Boeing's situation is severe. The company faced simultaneous crises: a machinists' strike that shut down commercial airplane production for months, ongoing production quality failures that drew intense regulatory and public scrutiny, significant financial losses, and a debt load that constrained its options. The restructuring under CEO Kelly Ortberg is not a typical efficiency drive. It is a genuine fight to stabilize a company that had let quality discipline and manufacturing rigor deteriorate significantly over the previous decade.
The engineers and program managers being cut are leaving with something Boeing's institutional failures make more valuable, not less: deep knowledge of what rigorous aerospace program management looks like, what quality systems are supposed to do, and what happens when they break down. The entire aerospace and defense industry is watching Boeing and trying to avoid the same fate.

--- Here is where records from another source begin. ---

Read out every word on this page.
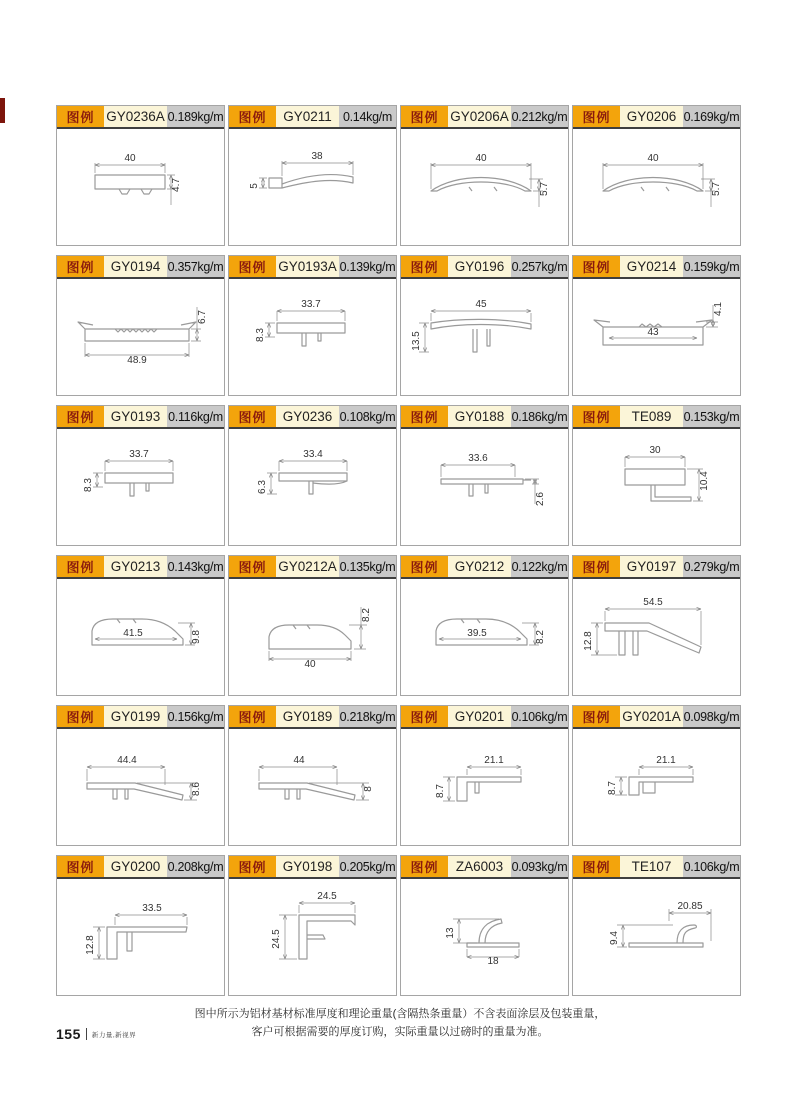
图例 GY0236A 0.189kg/m
40
4.7
图例	GY0211 0.14kg/m
38
5
图例 GY0206A 0.212kg/m
40
5.7
图例	GY0206 0.169kg/m
40
5.7
图例	GY0194 0.357kg/m
48.9
6.7
图例 GY0193A 0.139kg/m
33.7
8.3
图例	GY0196 0.257kg/m
45
13.5
图例	GY0214 0.159kg/m
43
4.1
图例	GY0193 0.116kg/m
33.7
8.3
图例	GY0236 0.108kg/m
33.4
6.3
图例	GY0188 0.186kg/m
33.6
2.6
图例	TE089 0.153kg/m
30
10.4
图例	GY0213 0.143kg/m
41.5	9.8
图例 GY0212A 0.135kg/m
40
8.2
图例	GY0212 0.122kg/m
39.5	8.2
图例	GY0197 0.279kg/m
54.5
12.8
图例	GY0199 0.156kg/m
44.4
8.6
图例	GY0189 0.218kg/m
44
8
图例	GY0201 0.106kg/m
21.1
8.7
图例 GY0201A 0.098kg/m
21.1
8.7
图例	GY0200 0.208kg/m
33.5
12.8
图例	GY0198 0.205kg/m
24.5
24.5
图例	ZA6003 0.093kg/m
18
13
图例	TE107 0.106kg/m
20.85
9.4
图中所示为铝材基材标准厚度和理论重量(含隔热条重量）不含表面涂层及包装重量，
客户可根据需要的厚度订购，实际重量以过磅时的重量为准。
155 新力量,新视界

The people who worked inside Boeing's systems understand those failure modes better than anyone.
Aerospace and defense consulting is a specialized, well-compensated market. Defense contractors, space companies, commercial aviation suppliers, and government agencies all need experienced practitioners who understand complex aerospace program management, systems engineering, and quality assurance. Boeing-trained professionals are in consistent demand in all of these contexts.
Aerospace program managers and systems engineers working independently typically bill $175 to $375 per hour. Defense program managers with security clearances command premium rates, $250 to $450 per hour, because cleared personnel are scarce and the work cannot be easily sourced from abroad. Quality systems specialists with Boeing experience are being hired by aviation suppliers, medical device manufacturers, and automotive companies applying aerospace quality frameworks (AS9100, ISO 9001) to their own production environments.
Supply chain directors with Boeing's multi-tier supplier management experience are sought by aerospace companies, defense primes, and industrial manufacturers trying to build more resilient, auditable supply chains. Retainer arrangements in supply chain advisory typically run $12,000 to $20,000 per month for senior practitioners.
Boeing senior engineers and program managers typically earned $140,000 to $260,000 in total compensation. Directors and senior executives ranged from $250,000 to $500,000. The company's equity and profit-sharing programs added meaningful value during stronger years. Given the company's current financial position, the transition out of Boeing is financially more acute than exits from healthier companies, plan your runway carefully.
To set a consulting rate: if your target income is $180,000 and your gross revenue goal (adding 30 to 35 percent for taxes and benefits) is approximately $235,000, divide by 1,000 billable hours for a target rate of $235 per hour. For security-cleared professionals or narrowly specialized aerospace engineers, the market will support $300 to $400 from the outset. Price at what the market bears for your specific expertise, not at a generic multiple of your salary.
One practical note: the defense contracting world has established mechanisms for independent technical expertise, contract consulting, statement-of-work engagements, and cleared professional services are well-understood models. If you held a clearance at Boeing, that clearance is one of your most valuable independent assets. Protect it.
Boeing's current difficulties have not diminished the credibility of the professionals who worked there. The company's reputation for engineering excellence, whatever happened to its execution in recent years, still carries weight in aerospace, defense, and advanced manufacturing circles. Your Boeing background signals that you operated in one of the most technically demanding environments in the world.
The positioning challenge is whether to lead with the technical credential or the business outcome. For aerospace and defense buyers, the technical credential is often enough to open the door, "former Boeing program director with F-15/KC-46/737 experience" is immediately understood. For industrial or manufacturing buyers outside of aerospace, you need to translate: "I help manufacturers build the program governance and quality systems that prevent production failures from becoming existential crises."
Boeing's recent public difficulties also create a specific positioning opportunity: companies across aerospace and defense are actively trying to audit their own quality and program management systems in light of Boeing's failures. Former Boeing professionals who can help them understand where their own systems have similar vulnerabilities are in a specific and urgent demand right now. That is a consulting engagement hiding in plain sight.